RSS
Логотип
Баннер в шапке 1
Баннер в шапке 2

Siemens SPPA-T-серия (Siemens Power Plant Automations)

Product
Developers: Siemens AG
Branches: Power
Technology: APCS

The solution Siemens SPPA-T3000 is applied to control and management of technology processes on large objects of power generation in the USA, Germany, Russia and other countries.

2019: Detection of 17 vulnerabilities

On December 13, 2019 the Positive Technologies company reported that it helped Siemens to eliminate dangerous vulnerabilities in an electric power production management system.

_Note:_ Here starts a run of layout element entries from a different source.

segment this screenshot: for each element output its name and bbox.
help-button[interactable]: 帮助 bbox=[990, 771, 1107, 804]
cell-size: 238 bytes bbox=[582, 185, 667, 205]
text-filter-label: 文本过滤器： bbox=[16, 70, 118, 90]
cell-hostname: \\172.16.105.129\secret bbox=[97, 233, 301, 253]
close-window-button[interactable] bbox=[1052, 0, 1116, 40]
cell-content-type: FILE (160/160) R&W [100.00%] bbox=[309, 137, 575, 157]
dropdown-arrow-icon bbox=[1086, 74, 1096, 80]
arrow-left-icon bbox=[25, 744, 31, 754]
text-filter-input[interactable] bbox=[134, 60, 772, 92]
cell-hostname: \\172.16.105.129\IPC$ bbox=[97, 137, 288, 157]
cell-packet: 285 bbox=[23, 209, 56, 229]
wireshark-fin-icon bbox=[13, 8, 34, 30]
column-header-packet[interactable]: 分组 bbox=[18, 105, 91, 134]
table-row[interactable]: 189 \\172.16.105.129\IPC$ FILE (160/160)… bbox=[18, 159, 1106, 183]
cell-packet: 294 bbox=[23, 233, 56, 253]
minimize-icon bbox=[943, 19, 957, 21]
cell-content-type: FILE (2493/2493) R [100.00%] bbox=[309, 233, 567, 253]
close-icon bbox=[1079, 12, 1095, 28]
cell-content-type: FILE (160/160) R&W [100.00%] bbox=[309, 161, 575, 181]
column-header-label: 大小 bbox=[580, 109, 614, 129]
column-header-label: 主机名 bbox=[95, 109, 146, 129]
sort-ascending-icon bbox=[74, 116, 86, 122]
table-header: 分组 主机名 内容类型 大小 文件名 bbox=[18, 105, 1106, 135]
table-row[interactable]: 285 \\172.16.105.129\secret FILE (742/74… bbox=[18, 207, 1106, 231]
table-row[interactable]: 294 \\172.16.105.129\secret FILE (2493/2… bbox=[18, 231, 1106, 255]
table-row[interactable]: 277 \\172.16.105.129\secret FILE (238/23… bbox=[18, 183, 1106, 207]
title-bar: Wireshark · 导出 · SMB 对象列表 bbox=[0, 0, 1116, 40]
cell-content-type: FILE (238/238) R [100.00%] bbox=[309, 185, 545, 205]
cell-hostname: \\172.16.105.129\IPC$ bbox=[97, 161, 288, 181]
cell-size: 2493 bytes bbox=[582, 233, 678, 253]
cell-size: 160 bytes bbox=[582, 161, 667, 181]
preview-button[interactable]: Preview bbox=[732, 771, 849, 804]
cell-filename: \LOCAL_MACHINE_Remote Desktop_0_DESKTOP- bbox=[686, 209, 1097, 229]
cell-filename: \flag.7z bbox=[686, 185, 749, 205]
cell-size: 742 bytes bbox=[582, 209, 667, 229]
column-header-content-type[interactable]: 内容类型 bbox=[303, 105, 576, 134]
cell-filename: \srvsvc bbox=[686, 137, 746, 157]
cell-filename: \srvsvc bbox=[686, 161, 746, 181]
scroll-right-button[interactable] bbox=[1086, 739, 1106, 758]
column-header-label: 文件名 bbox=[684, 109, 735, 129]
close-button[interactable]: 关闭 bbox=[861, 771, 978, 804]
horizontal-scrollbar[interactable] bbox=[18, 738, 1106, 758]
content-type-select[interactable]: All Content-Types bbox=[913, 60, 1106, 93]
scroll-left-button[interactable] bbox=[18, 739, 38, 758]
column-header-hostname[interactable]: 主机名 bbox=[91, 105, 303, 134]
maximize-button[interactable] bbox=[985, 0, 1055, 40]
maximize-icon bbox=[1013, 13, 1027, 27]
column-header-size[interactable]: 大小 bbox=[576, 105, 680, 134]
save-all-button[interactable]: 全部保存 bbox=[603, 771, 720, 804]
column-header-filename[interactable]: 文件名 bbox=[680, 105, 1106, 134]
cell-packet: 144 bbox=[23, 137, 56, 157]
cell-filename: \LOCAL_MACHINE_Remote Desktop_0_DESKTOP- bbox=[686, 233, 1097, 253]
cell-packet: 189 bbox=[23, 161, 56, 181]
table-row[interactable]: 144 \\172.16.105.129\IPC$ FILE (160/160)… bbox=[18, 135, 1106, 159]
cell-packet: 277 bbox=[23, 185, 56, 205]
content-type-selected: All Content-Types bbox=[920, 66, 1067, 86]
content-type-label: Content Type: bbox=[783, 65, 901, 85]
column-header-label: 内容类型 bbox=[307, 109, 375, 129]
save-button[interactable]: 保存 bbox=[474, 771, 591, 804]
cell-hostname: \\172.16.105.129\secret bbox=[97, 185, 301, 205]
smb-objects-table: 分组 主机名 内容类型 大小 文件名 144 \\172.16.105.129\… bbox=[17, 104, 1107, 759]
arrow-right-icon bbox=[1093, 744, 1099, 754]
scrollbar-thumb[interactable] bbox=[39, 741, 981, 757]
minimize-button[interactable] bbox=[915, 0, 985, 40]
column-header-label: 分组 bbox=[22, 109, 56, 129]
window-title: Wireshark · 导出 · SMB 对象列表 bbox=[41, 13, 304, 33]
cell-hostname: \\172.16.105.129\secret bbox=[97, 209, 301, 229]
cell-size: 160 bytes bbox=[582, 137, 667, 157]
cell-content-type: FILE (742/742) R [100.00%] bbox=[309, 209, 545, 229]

In total in SPPA-T3000 system experts of Positive Technologies revealed 17 vulnerabilities.

File:Aquote1.png
Operation of some vulnerabilities is able to allow the malefactor to execute any code on the application server (one of the most important components of SPPA-T3000 system), to receive control over technology process and to break it. It threatens with the termination of electricity production and emergency situations on TPP or hydroelectric power station — where a vulnerable system is installed,
notes the head of the safety department of industrial management systems of Positive Technologies Vladimir Nazarov
File:Aquote2.png

Vulnerabilities were detected in two SPPA-T3000 components — in the application server and the server of migration.

Seven vulnerabilities were found in the code of the application server. Three of them allow to execute any code in a system. In the first case it is possible thanks to the unprotected service Remote Method Invocation (RMI), and for vulnerability operation authentication is not required. Other opportunity is revealed in the Java Management Extensions (JMX) service started on the application server. Also existence in the system of the method available through a remote call of procedures (RPC method) intended for administration and which is not requiring authentication allows to execute the code in a system.

Three more vulnerabilities of the application server are connected with a lack of authentication of some services which allows to stop some containers started in a system and to cause failure in service of the server. The last vulnerability allows to load any files without any authorization.

Other ten vulnerabilities are detected in the server of migration MS-3000. Among them two possibilities of a remote read and write of any files. So, for example, the malefactor can read file/etc/shadow containing the ciphered passwords of users and to try to pick up the password.

Multiple shortcomings of security like "buffer overflow on a heap" are also revealed. Their operation can lead to failure of the server of migration, among other things.

Users are recommended to set the latest version of SPPA-T3000 in which the detected vulnerabilities are eliminated.